Fawad Aman, wakil juru bicara Kementerian Pertahanan Afghanistan, membantah angka Roggio sebagai ”tidak benar dan jauh dari kenyataan”. Namun, dia mengklaim tanpa memberikan bukti bahwa Taliban hanya menguasai ”lebih dari 10 distrik” di Afghanistan di ”bagian yang sangat terpencil di negara itu”.
Klaim Aman kira-kira setengah dari perkiraan terendah dari kendali distrik Taliban yang pernah ditawarkan secara publik oleh AS, yang datang pada Januari 2016.
Sebuah laporan baru-baru ini dari Kantor PBB untuk Koordinasi Urusan Kemanusiaan (UNOCHA) melaporkan, pembunuhan dan kekerasan bersenjata yang terjadi pada awal tahun ini saja telah membuat 90.000 orang mengungsi.

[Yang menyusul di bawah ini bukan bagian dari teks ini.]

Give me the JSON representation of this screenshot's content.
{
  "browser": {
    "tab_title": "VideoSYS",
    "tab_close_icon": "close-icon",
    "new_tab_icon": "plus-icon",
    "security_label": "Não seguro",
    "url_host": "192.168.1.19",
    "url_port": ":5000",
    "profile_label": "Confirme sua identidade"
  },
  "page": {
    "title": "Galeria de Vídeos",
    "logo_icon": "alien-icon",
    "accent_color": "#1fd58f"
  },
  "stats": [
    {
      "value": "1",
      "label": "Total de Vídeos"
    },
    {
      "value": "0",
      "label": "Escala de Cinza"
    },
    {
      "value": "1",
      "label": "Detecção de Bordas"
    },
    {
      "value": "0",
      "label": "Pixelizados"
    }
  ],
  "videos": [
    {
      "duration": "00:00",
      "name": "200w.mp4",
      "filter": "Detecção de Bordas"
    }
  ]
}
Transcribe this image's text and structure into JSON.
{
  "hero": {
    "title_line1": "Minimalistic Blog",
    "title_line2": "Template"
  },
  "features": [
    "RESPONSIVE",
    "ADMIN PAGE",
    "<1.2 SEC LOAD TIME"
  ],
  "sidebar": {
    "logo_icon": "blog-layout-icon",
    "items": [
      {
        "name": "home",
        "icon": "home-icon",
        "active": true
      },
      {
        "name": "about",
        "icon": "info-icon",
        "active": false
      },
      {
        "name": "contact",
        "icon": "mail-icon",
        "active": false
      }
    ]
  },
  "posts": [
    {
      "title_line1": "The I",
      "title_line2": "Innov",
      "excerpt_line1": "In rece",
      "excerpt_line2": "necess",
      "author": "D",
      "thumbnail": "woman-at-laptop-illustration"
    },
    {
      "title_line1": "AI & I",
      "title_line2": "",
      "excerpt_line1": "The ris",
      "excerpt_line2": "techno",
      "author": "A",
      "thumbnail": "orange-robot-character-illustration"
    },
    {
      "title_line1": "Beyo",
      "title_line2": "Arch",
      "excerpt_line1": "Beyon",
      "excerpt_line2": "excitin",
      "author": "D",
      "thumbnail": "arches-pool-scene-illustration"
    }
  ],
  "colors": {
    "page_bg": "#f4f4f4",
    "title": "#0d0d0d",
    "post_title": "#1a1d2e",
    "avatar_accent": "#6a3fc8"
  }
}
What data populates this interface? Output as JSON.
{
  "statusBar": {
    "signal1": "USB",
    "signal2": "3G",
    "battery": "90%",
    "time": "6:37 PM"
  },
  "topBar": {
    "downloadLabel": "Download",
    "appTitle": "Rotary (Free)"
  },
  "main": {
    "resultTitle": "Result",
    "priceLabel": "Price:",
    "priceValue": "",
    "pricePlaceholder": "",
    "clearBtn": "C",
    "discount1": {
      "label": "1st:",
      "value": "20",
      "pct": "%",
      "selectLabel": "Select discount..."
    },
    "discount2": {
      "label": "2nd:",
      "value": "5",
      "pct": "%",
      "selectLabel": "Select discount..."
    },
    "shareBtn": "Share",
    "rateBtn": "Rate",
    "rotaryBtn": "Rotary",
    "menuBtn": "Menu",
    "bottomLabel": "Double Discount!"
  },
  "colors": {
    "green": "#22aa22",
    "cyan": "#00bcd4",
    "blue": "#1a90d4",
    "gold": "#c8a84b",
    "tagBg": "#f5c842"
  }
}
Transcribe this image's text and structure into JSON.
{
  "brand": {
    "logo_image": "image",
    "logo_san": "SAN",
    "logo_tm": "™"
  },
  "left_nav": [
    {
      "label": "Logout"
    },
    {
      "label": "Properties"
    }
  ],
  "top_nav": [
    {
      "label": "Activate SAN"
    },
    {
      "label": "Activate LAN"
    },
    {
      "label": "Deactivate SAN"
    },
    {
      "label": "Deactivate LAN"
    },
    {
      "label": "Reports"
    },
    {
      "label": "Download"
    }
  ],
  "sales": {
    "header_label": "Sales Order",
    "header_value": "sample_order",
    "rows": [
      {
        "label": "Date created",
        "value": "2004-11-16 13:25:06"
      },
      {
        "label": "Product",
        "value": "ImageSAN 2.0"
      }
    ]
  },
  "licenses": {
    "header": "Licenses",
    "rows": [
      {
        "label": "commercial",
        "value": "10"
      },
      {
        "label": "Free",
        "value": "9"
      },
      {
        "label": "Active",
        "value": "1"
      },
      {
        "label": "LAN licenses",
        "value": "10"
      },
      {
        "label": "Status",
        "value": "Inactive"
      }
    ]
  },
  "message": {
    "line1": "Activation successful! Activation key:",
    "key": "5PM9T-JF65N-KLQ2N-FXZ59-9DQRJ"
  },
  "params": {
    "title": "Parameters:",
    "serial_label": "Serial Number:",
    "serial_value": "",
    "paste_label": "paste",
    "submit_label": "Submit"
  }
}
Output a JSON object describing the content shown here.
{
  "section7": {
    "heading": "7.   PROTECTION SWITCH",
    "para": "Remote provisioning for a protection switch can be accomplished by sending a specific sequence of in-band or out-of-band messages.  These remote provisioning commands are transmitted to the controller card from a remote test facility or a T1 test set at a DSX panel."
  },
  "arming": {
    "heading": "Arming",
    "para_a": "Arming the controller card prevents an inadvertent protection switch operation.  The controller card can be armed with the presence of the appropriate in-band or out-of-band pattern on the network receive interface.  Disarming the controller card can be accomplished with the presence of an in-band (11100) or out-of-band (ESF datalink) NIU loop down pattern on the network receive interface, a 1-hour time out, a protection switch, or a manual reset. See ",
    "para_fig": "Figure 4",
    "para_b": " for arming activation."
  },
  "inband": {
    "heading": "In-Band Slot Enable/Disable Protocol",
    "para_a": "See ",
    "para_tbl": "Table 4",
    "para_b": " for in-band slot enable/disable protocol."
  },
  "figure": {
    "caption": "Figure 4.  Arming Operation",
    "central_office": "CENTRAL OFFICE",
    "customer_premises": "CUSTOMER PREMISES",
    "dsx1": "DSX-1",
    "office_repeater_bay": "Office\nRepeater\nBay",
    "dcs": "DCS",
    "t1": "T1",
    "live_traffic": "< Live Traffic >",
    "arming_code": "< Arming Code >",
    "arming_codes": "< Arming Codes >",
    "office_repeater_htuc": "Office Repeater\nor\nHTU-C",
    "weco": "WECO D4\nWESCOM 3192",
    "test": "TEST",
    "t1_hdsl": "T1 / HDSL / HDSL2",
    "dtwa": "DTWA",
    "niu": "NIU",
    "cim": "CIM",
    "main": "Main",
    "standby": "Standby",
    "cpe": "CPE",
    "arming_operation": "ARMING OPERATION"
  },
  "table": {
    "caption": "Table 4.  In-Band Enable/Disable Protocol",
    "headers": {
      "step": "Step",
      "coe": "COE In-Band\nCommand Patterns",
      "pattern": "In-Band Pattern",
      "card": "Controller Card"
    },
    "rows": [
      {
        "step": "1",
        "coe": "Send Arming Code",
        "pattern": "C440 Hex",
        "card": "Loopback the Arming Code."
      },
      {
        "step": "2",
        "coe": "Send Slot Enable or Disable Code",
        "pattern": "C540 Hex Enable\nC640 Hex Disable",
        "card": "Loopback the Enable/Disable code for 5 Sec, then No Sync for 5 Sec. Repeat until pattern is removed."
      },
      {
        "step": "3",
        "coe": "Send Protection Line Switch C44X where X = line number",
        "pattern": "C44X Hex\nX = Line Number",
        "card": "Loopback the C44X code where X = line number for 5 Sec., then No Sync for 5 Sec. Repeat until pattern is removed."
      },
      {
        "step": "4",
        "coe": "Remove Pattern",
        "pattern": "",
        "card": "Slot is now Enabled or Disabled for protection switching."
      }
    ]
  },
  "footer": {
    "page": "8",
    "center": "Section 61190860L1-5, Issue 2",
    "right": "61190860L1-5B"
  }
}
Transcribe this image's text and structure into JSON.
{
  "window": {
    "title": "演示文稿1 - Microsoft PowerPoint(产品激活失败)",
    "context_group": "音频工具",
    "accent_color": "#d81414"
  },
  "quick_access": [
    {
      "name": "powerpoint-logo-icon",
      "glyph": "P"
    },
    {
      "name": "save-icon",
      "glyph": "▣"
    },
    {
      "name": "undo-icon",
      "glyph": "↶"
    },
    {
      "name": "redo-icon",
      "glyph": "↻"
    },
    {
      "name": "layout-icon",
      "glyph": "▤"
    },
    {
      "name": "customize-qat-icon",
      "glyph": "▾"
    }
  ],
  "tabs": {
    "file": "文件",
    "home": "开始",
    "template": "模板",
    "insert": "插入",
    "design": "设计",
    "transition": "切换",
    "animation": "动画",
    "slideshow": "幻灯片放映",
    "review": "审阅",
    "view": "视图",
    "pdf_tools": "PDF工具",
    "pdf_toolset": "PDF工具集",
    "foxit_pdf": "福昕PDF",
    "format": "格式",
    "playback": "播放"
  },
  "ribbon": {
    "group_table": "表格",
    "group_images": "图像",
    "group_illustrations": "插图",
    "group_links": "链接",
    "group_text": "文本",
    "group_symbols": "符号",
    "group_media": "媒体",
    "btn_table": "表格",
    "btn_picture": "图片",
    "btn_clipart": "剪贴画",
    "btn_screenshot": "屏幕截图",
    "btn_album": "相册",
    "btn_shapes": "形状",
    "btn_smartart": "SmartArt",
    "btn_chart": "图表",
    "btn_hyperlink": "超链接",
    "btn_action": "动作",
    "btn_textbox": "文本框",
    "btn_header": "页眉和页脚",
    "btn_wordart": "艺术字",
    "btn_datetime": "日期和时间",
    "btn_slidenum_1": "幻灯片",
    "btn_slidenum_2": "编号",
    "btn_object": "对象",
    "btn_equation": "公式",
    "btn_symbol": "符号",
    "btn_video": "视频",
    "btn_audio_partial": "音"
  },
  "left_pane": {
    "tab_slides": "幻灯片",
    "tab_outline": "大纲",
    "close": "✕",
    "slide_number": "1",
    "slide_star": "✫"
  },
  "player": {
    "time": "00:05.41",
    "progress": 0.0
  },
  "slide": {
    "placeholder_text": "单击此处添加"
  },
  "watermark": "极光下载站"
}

Sejak 2012, sekitar 4,8 juta orang telah mengungsi dari rumah mereka dan memilih tidak kembali.
Bahkan, Kabul, ibu kota negara yang dijaga ketat, tidak aman. Misi Bantuan PBB di Afghanistan mengatakan, sepanjang 2020, sebanyak 255 orang tewas dan 562 orang lainnya luka-luka.
Aman juga membantah bahwa Kabul tidak aman, mengutip apa yang dia gambarkan sebagai patroli pasukan keamanan reguler, pos pemeriksaan, dan penggerebekan.
”Kehadiran Taliban di sekitar ibu kota, Kabul, lebih sedikit dari sebelumnya,” klaimnya. ”Tidak ada perhatian bagi orang Kabul.”
Sesaat setelah mengumumkan keputusannya untuk menarik mundur seluruh pasukan AS di Afghanistan tanpa syarat, Biden mengatakan, sudah waktunya bagi rakyat AS untuk menerima kenyataan.
”Kita tidak dapat melanjutkan siklus untuk memperpanjang atau memperluas kehadiran militer AS di Afghanistan dengan harapan dapat menciptakan kondisi yang ideal pada saat penarikan pasukan, dengan mengharapkan hasil yang berbeda,” katanya. (AP/AFP/Reuters)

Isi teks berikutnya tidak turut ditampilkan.